もふもふ具合とか、つぶらな瞳とか、可愛いポイントはたくさんあると思うけれど・・・
ただ、犬も猫も見た目は可愛いのだけれど、値段が可愛くないんだよなぁ。
世話も面倒だし、俺はペットショップでちょっと見るくらいが、ちょうどいいと自分の分(ぶ)をわきまえている。

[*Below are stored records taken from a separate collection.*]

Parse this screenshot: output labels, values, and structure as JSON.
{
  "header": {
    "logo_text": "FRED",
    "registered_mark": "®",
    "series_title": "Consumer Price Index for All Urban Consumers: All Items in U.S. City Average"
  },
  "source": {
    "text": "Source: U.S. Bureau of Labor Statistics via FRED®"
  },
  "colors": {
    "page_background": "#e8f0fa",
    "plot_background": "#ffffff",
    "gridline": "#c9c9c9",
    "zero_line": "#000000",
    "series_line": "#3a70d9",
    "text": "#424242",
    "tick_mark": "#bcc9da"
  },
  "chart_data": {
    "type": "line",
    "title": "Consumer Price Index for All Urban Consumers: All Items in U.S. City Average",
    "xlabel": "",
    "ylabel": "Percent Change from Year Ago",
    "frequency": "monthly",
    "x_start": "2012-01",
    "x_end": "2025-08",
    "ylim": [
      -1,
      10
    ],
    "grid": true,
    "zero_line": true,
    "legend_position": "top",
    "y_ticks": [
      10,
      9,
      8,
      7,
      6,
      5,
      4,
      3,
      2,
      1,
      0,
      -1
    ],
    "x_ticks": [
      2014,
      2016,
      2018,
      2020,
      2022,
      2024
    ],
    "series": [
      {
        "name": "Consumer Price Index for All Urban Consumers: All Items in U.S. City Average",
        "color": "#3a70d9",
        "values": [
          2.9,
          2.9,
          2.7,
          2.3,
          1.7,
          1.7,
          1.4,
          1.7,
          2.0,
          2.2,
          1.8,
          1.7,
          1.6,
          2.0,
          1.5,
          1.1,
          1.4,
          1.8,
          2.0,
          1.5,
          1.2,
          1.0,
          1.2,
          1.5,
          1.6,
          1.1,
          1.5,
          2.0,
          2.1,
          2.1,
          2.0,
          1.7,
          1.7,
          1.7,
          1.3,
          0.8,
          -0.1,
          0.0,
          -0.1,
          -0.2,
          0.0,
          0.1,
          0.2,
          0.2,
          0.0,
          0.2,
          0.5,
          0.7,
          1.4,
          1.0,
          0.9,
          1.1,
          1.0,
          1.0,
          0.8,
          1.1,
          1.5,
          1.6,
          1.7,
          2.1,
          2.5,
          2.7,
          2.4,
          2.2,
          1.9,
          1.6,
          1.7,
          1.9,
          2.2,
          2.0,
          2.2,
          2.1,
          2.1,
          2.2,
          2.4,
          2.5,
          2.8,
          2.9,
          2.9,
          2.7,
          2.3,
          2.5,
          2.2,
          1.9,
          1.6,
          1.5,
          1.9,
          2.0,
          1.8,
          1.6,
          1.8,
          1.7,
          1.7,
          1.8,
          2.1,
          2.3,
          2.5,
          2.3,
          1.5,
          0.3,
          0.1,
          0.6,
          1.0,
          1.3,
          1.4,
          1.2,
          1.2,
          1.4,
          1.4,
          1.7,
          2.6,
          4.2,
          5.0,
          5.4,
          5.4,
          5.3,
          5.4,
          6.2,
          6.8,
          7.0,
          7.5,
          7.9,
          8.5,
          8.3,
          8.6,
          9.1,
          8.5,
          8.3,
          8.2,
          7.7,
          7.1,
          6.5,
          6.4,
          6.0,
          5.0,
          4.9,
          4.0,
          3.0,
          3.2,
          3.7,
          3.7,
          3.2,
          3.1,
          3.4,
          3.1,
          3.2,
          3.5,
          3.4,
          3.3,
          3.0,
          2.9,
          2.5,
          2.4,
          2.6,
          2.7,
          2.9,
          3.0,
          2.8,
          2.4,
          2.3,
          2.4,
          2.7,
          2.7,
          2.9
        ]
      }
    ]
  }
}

ハムスターやウサギもいて、この店は見始めたら奥が深いな。
ずっと見てしまう可能性がある。
ふと、堀園さんを見ると、犬用品のコーナーにいた。
やっぱり犬が好きだったのかな?
近づいてみると・・・首輪をかなり真剣に見ていた。
「犬飼うの?」
「いえ、首輪を・・・革製の可愛いのもあって・・・」
「ああ、確かに色々あるね」
堀園さんは何種類か手に取って選んでいるように見えた。
「ご主人様に首輪をつけられるなんて・・・」
(スパーン)「あふん♪」
「想像が斜め上すぎる!」
俺は店を出て、洋服売り場に向かった。
ちょっと危ない子だった。
堀園さんが俺の後ろを着いてきながら話しかけてくる。
「セリカくんも、犬に首輪をつけてみたくありませんか?」
「ありません。あと、犬を飼ったつもりはありません」
「忠義を尽くす良い犬を1匹知っています!」
「俺は猫派だ」
「猫の様に甘えることもできる犬なのです」
「そんなヤツは、犬ではない!」
「とりあえず、首輪を買うだけ買ってから考える、ということで・・・」
「買いません!」
堀園さんはしょぼんとして、おとなしく後を着いてきていた。